I know I’m a fool. But I cannot help it. I haven’t the courage to live for myself. My own life is knocked out of me. No wonder Father called me the burden bearer.

Bessie makes this admission near the end of Chapter III, when she explains to Berel why she can’t run away with him, and it presents a complex picture of the forces that shape the lives of Bessie and many other women in Bread Givers. Outside forces and restrictions, rooted mainly in religion, are immeasurably influential in their lives. According to Judaism, women must dedicate their lives to men’s needs. If Bessie’s father chooses to call her a “burden bearer” for the family, she is then obligated to take on that role. This is the only way of life she and generations before her have ever known, and according to them and the community in which she lives, her very worth as a woman depends on this obedience and selfless dedication. Bessie must also deal with the guilt that comes from knowing that due to her family’s poverty and her father’s unwillingness to work, there is a distinct possibility that her family would literally starve without her.

The far more subtle and persuasive restriction, however, is Bessie’s own reliance on such a system. Unlike her sisters, Bessie has spent her entire life living for others until it gets to the point that filling other people’s needs is the only thing she knows how to do.
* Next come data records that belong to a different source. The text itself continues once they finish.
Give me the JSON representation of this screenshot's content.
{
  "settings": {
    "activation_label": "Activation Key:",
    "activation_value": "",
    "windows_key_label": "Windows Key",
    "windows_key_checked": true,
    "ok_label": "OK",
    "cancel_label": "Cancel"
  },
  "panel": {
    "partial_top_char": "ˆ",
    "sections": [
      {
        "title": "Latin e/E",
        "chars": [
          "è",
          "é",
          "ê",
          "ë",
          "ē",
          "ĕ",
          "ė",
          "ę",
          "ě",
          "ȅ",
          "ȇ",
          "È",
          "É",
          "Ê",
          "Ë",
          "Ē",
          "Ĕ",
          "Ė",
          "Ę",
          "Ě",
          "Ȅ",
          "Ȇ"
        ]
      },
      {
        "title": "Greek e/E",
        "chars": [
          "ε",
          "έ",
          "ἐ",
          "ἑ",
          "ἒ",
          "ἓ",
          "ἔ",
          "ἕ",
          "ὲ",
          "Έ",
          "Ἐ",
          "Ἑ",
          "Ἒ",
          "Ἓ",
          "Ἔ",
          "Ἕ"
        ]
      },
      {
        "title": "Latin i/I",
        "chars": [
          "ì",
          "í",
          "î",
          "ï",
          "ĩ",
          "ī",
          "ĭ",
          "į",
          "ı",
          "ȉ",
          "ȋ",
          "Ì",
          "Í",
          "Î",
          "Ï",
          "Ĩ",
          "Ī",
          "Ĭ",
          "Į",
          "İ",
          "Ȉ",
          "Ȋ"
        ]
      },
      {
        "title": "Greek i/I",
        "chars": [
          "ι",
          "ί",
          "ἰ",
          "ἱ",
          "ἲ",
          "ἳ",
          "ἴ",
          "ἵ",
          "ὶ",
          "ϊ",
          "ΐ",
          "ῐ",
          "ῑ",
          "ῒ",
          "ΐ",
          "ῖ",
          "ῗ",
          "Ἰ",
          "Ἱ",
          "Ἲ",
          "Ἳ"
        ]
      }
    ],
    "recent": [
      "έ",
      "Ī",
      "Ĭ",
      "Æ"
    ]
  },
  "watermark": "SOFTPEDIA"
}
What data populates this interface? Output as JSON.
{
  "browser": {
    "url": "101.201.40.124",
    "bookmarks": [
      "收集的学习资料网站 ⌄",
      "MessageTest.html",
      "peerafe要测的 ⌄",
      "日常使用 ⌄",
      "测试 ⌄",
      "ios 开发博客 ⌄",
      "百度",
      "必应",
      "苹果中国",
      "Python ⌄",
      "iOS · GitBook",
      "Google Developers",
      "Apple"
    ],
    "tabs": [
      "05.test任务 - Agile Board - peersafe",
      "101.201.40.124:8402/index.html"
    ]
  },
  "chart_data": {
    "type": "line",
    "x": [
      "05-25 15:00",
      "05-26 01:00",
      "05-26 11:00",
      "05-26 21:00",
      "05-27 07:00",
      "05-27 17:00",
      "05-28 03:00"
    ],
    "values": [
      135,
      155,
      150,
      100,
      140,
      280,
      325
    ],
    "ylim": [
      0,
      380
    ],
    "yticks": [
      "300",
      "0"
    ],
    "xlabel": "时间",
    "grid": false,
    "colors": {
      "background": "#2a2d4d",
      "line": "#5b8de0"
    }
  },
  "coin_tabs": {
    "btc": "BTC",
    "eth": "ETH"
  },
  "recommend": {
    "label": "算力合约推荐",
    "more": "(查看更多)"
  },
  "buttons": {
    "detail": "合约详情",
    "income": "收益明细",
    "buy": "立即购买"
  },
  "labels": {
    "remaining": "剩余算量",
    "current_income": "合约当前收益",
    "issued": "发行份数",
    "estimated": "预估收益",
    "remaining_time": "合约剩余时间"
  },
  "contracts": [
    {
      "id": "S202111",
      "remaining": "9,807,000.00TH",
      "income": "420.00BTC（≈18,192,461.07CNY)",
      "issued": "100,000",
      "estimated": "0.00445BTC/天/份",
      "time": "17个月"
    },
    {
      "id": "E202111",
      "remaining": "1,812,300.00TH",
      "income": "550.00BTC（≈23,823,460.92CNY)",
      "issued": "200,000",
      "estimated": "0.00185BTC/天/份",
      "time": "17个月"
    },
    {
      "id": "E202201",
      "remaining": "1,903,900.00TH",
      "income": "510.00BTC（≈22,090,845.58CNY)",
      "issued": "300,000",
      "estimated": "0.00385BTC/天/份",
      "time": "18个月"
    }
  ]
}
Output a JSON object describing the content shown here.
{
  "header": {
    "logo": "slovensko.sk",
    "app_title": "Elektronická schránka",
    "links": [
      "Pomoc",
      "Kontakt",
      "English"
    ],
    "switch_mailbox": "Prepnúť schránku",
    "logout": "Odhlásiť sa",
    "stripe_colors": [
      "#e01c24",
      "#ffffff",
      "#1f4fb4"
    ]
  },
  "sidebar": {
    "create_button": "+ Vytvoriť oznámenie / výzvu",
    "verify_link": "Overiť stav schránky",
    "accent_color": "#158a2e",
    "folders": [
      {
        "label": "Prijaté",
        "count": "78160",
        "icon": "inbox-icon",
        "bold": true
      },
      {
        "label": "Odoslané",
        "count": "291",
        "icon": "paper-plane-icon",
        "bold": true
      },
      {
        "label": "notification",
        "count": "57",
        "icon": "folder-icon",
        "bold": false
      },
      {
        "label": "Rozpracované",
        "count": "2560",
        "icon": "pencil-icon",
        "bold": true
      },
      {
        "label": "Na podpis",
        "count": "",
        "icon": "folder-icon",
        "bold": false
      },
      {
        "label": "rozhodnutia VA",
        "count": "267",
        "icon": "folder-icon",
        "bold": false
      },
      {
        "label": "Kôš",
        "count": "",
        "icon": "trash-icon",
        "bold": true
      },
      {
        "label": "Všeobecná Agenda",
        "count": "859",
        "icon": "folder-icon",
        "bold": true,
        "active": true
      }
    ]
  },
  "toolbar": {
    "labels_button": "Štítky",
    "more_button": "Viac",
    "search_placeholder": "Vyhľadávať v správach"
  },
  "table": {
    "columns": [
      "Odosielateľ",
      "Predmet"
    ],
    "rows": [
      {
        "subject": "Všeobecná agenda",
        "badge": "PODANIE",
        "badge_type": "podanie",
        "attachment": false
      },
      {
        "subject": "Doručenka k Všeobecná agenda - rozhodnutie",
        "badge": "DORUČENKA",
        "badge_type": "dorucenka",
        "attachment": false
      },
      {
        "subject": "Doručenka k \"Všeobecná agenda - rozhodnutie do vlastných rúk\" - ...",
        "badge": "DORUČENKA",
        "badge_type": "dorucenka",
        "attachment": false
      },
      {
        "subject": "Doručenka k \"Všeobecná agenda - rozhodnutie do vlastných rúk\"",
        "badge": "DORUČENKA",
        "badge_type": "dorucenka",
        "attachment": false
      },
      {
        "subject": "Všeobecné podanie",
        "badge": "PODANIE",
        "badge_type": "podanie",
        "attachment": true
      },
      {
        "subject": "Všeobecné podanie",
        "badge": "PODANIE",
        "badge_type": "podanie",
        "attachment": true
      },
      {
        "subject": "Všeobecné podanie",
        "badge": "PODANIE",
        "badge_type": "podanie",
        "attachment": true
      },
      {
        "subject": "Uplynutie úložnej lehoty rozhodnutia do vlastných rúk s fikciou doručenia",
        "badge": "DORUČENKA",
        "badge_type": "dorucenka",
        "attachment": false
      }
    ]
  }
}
Bessie stays with her father, as she explains, because he is truly helpless without her. Later, she attempts to run away from home but is called back by the needs of Zalmon’s youngest child, Benny, a little boy clearly desperate for a mother, which Bessie is capable of being. Berel, on the other hand, needed Bessie so little that he attempted to push Bessie into an ultimatum, and the moment she refused, he ran off and got engaged to someone else. He refused to understand that his lack of need would force her into an entirely new way of life, one she would need time and patience to learn. Without that time, there was nothing she could do but reject him.